|Matthew Henry's Concise Commentary|
12:12-26 Christ and his church form one body, as Head and members. Christians become members of this body by baptism. The outward rite is of Divine institution; it is a sign of the new birth, and is called therefore the washing of regeneration, Tit 3:5. But it is by the Spirit, only by the renewing of the Holy Ghost, that we are made members of Christ's body. And by communion with Christ at the Lord's supper, we are strengthened, not by drinking the wine, but by drinking into one Spirit. Each member has its form, place, and use. The meanest makes a part of the body. There must be a distinction of members in the body. So Christ's members have different powers and different places. We should do the duties of our own place, and not murmur, or quarrel with others. All the members of the body are useful and necessary to each other. Nor is there a member of the body of Christ, but may and ought to be useful to fellow-members. As in the natural body of man, the members should be closely united by the strongest bonds of love; the good of the whole should be the object of all. All Christians are dependent one upon another; each is to expect and receive help from the rest. Let us then have more of the spirit of union in our religion.
Verse 25. - No schism in the Body. What is exclusively called "schism" is not necessarily such. There may be difference of fold in the one flock. There may be no real discord or dissension, though there may be varieties of ecclesiastical government. Unity, as the whole argument shows, does not demand the existence of uniformity. That the members should have the same care one for another. Thus the early believers "were of one heart and of one soul;" and the moment that a complaint arose that one of the weakest and smallest interests was neglected, the supposed neglect was amply remedied (Acts 4:32; Acts 6:1-6).
Gill's Exposition of the Entire Bible
That there should be no schism in the body..... No complaint of one member against another, as useless and unnecessary; no murmuring on that account; no tumults and rioting; no rebellion and insurrection of one against another; no dissension, no division.

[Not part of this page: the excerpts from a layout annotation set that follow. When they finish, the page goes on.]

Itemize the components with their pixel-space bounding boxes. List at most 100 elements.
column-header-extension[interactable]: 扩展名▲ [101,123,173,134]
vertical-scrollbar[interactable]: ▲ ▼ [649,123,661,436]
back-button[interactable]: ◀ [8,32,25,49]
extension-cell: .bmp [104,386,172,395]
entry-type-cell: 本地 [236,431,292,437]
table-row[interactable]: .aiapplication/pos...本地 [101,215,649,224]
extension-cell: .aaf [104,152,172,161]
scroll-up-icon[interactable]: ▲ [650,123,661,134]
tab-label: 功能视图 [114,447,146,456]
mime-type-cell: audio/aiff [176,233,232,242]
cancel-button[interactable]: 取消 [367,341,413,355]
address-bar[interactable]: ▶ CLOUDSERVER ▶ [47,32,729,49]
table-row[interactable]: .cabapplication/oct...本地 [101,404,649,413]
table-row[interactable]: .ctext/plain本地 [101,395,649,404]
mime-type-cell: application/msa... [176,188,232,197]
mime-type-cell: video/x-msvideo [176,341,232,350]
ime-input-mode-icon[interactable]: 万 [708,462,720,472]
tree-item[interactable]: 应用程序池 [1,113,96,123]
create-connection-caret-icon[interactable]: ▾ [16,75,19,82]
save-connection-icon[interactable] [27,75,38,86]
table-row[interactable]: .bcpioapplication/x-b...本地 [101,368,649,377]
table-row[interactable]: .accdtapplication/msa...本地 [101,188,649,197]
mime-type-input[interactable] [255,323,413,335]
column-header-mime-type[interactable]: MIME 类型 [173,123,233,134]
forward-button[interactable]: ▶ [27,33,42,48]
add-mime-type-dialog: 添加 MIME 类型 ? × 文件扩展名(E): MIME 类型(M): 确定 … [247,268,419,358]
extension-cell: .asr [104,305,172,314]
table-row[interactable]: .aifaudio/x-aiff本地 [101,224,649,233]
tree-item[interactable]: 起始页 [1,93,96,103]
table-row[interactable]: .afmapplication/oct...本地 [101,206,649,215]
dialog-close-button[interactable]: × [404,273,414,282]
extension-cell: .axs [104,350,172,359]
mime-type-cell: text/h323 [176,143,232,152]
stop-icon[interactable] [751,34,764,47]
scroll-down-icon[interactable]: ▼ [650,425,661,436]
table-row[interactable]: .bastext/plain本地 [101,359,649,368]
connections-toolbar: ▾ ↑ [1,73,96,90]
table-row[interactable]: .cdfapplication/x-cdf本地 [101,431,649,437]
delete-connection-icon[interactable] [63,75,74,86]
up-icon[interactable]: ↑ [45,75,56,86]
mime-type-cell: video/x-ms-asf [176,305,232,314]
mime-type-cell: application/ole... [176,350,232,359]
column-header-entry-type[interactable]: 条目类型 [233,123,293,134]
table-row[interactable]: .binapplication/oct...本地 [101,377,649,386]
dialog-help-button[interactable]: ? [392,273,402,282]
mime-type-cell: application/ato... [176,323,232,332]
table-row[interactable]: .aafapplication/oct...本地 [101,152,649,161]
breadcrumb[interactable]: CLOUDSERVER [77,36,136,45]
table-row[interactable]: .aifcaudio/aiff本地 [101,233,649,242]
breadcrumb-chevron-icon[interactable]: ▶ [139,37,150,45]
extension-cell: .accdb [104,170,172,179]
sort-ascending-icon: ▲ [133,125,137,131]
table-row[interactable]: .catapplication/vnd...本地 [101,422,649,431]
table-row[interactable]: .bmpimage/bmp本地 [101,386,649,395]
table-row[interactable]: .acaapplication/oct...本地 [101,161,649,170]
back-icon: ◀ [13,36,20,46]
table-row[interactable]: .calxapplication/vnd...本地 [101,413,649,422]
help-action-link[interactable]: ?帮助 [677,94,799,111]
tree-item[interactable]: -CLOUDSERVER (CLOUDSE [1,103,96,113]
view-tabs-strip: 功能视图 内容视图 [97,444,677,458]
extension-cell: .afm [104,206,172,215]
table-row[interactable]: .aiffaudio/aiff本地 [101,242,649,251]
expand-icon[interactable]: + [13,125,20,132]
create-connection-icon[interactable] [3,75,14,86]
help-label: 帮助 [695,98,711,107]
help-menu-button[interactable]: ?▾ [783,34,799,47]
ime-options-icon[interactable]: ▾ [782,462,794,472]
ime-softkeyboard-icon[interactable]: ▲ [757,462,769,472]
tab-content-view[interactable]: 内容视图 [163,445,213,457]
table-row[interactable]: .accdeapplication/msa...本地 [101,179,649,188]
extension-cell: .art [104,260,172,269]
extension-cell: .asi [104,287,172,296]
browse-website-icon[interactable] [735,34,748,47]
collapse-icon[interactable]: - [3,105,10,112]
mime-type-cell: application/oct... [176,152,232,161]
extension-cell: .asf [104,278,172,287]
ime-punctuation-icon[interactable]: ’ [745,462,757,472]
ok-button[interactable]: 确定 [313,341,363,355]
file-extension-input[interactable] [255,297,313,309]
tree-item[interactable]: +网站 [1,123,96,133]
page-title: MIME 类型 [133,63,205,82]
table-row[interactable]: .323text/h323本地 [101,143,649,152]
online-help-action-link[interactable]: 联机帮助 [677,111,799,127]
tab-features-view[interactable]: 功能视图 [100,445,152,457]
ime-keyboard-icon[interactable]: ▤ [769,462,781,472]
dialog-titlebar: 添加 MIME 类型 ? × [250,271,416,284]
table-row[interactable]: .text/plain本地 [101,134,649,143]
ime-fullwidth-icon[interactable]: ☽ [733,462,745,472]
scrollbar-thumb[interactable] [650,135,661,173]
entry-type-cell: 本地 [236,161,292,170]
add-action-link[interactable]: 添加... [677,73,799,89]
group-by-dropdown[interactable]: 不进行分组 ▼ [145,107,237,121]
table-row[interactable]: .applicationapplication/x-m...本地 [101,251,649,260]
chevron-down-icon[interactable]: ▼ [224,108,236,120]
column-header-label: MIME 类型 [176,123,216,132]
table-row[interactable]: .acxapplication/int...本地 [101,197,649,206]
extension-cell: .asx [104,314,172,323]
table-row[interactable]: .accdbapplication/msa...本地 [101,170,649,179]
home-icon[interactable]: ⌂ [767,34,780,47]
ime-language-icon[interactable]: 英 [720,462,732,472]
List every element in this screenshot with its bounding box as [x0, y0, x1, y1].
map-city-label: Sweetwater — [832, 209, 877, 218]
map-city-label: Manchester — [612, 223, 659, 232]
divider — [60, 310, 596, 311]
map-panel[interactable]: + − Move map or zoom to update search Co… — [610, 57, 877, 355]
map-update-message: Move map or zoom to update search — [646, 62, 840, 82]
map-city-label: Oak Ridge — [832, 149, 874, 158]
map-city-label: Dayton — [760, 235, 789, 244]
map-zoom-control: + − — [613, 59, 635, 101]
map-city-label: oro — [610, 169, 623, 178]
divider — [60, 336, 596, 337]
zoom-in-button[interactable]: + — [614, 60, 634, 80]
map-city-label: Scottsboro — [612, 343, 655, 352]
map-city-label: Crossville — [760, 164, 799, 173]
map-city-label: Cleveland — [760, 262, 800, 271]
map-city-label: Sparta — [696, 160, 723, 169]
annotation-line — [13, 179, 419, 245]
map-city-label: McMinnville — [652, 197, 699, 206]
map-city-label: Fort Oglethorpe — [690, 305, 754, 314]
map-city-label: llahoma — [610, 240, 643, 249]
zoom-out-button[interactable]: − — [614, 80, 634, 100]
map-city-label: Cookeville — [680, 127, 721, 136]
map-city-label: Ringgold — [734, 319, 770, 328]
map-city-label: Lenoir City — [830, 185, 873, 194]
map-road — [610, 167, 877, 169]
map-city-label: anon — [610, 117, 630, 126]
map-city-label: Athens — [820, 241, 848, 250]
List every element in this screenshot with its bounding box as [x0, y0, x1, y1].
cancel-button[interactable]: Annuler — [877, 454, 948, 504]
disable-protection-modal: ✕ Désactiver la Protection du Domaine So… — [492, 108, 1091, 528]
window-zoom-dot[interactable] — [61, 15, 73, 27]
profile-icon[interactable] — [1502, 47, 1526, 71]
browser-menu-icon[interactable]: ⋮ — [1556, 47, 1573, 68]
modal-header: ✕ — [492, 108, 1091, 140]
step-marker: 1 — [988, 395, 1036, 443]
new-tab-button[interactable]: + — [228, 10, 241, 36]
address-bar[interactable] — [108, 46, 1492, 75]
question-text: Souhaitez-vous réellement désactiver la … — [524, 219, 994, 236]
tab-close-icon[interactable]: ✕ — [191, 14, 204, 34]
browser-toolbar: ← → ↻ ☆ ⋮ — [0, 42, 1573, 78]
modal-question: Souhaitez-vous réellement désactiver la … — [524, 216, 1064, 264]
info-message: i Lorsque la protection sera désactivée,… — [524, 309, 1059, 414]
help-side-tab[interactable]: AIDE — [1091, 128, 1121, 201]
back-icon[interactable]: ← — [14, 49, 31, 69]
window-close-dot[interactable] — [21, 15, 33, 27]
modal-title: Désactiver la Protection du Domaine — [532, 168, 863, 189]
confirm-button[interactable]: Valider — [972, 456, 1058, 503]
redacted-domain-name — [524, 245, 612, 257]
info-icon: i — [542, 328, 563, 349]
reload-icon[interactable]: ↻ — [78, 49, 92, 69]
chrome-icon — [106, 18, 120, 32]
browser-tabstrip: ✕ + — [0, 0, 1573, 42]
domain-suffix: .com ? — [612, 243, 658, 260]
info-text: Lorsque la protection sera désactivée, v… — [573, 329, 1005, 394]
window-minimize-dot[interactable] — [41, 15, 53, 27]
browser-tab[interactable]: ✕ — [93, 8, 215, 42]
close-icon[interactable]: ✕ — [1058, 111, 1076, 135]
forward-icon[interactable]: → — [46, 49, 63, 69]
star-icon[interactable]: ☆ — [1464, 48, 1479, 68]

The use Menenius (e) Agrippa made of this simile, applying it to the body politic, as the apostle here does to the spiritual body, for the appeasing of a sedition among the people; is well known, and usually mentioned by interpreters on this place:
but that the members should have the same care one for another; that is, they are so tempered and mixed together, are in such close union with, and have such a dependence on each other, that they are necessarily obliged to take care of each other's good and welfare, because they cannot do one without another; and so God has ordered it in the church, that persons should be so placed in it, and gifts disposed of among them in such a manner, that every man is obliged, not only to look on, and be concerned for his own things, that he takes care of himself, and performs his office, but that he looks every man on the things of others, his good and safety being involved in theirs.
(e) Liv. Hist. l. p. 43.
Jamieson-Fausset-Brown Bible Commentary
25. no schism—(compare 1Co 12:21)—no disunion; referring to the "divisions" noticed (1Co 11:18).
care one for another—that is, in behalf of one another.